Ir is very gratifying to see ministers of all the British Churches again returning to the plan of scriptural exposition, the original and the most important way of bringing forth things, new and old, out of our treasure in the Word of God.

Dr. Candlish has a clear and powerful intellect, with enlightened and decided piety, and he has applied his talents with patient industry and success to the interpretation of those great subjects contained in the book of Genesis, which are worthy of unceasing research. We can heartily recommend this work, as well adapted to cultivated and reflecting minds, and full of original and valuable thought. To give a just view of the whole is far beyond our limits. The work only carries us to the 17th chapter of Genesis, and we trust that there may be a continuance of these contributions. He closes his preface with stating, "It is hoped, by the blessing of God, the tendency of what follows is not to raise speculative questions, but to cherish a spiritual and practical frame of mind, in the devout study of the word of the living God." This hope has been abundantly realised in the work, which is eminently spiritual and practical.

We will give his account of the creation, explaining the difficulties of it connected with modern discoveries.

"The essential facts in this divine record are-the recent date assigned to the existence of man on the earth, the previous preparation of the earth for his habitation, the gradual nature of the work, and the distinction and succession of days during its progress. These are not, and cannot be, impugned by any scientific discoveries.

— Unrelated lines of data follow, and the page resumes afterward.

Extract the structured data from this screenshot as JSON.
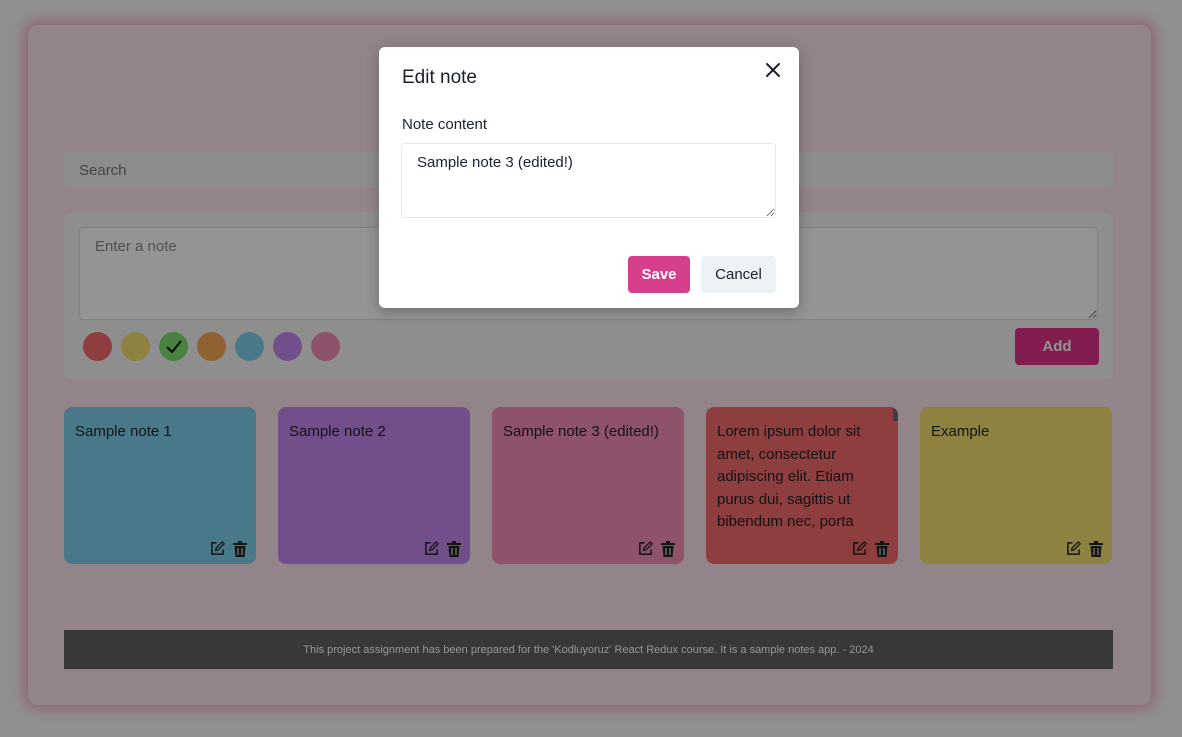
{
  "search": {
    "placeholder": "Search"
  },
  "composer": {
    "placeholder": "Enter a note",
    "add_label": "Add",
    "colors": [
      {
        "name": "red",
        "hex": "#f46c6c",
        "selected": false
      },
      {
        "name": "yellow",
        "hex": "#f3e06f",
        "selected": false
      },
      {
        "name": "green",
        "hex": "#7ee06e",
        "selected": true
      },
      {
        "name": "orange",
        "hex": "#f7aa57",
        "selected": false
      },
      {
        "name": "blue",
        "hex": "#7ed1ec",
        "selected": false
      },
      {
        "name": "purple",
        "hex": "#c388f0",
        "selected": false
      },
      {
        "name": "pink",
        "hex": "#f48fb8",
        "selected": false
      }
    ]
  },
  "notes": [
    {
      "text": "Sample note 1",
      "color": "#7ed1ec"
    },
    {
      "text": "Sample note 2",
      "color": "#c388f0"
    },
    {
      "text": "Sample note 3 (edited!)",
      "color": "#f48fb8"
    },
    {
      "text": "Lorem ipsum dolor sit amet, consectetur adipiscing elit. Etiam purus dui, sagittis ut bibendum nec, porta",
      "color": "#f46c6c"
    },
    {
      "text": "Example",
      "color": "#f3e06f"
    }
  ],
  "footer": {
    "text": "This project assignment has been prepared for the 'Kodluyoruz' React Redux course. It is a sample notes app. - 2024"
  },
  "modal": {
    "title": "Edit note",
    "field_label": "Note content",
    "value": "Sample note 3 (edited!)",
    "save_label": "Save",
    "cancel_label": "Cancel"
  }
}
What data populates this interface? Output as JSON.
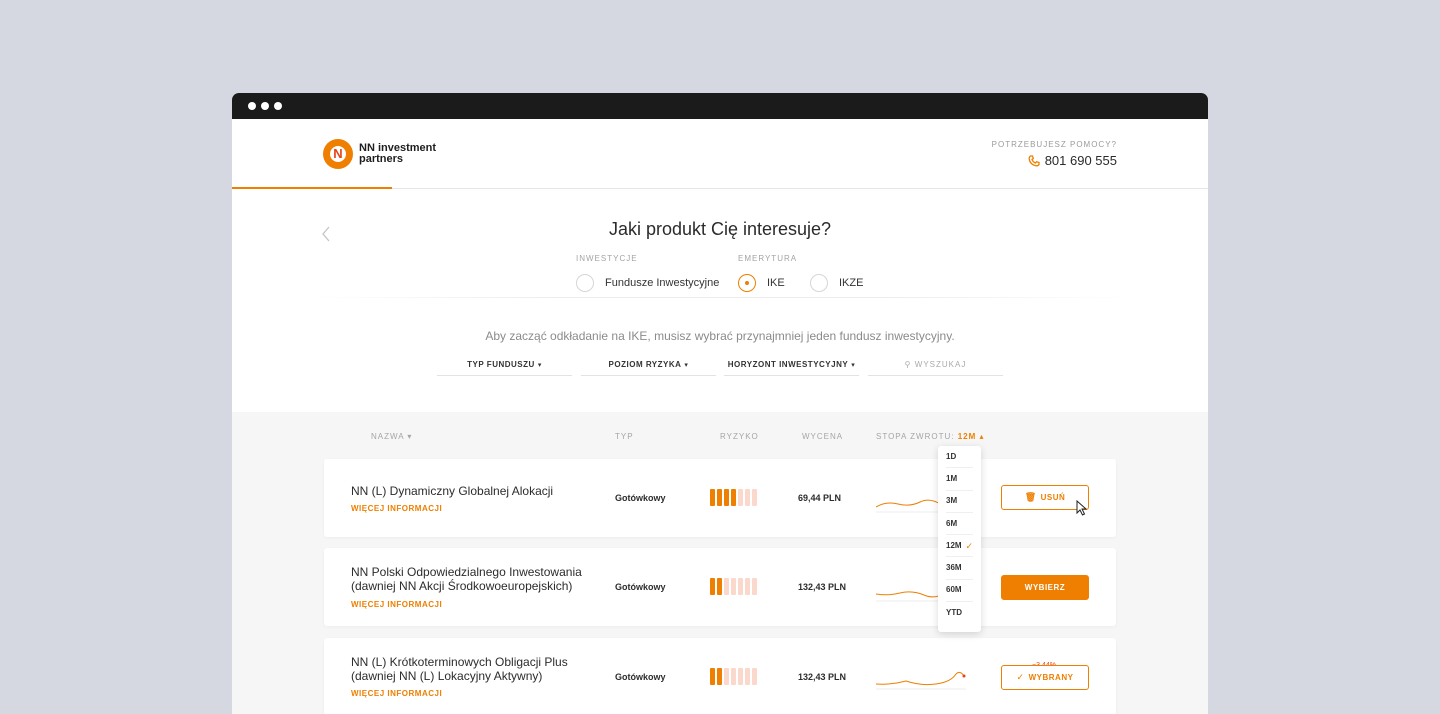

What history of ages previous to that era this globe may have engraved in its rocky bosom, revealed or to be revealed, by the explosive force of its central fires, Scripture does not say. What countless generations of living monsters teemed in the chaotic waters, or brooded over the dark abyss, it is not within the scope of the inspiring Spirit to tell. There is room and space for whole volumes of such matter, before the Holy Ghost takes up the record. Nor is it necessary to suppose that all continuity of animal life, which had sprung into being, in or out of the waters, was broken at the time when the earth was fashioned for man's abode. It is enough that then, first, the animals of sea and air and land, with which man was to be conversant, were created for his use; the fish, the fowls, the beasts, which were to minister to his enjoyment and to own his dominion. The sacred narrative of the creation is evidently, in its highest character, moral, spiritual, and prophetical. The original relation of man, as a moral being, to his Maker, is directly taught. His restoration from moral chaos to spiritual beauty is figuratively represented.

"The creation of this world anew, after its final baptism of fire, will be

the best comment on the history of its creation at first, after the chaos of water; and the manner as well as the design of the earth's formation of old out of the water, will be understood at last, when it emerges once more from the wreck and ruin of the conflagration which yet awaits it-' a new earth, with new heavens, wherein righteousness is to dwell' (2 Pet. iii. 13)."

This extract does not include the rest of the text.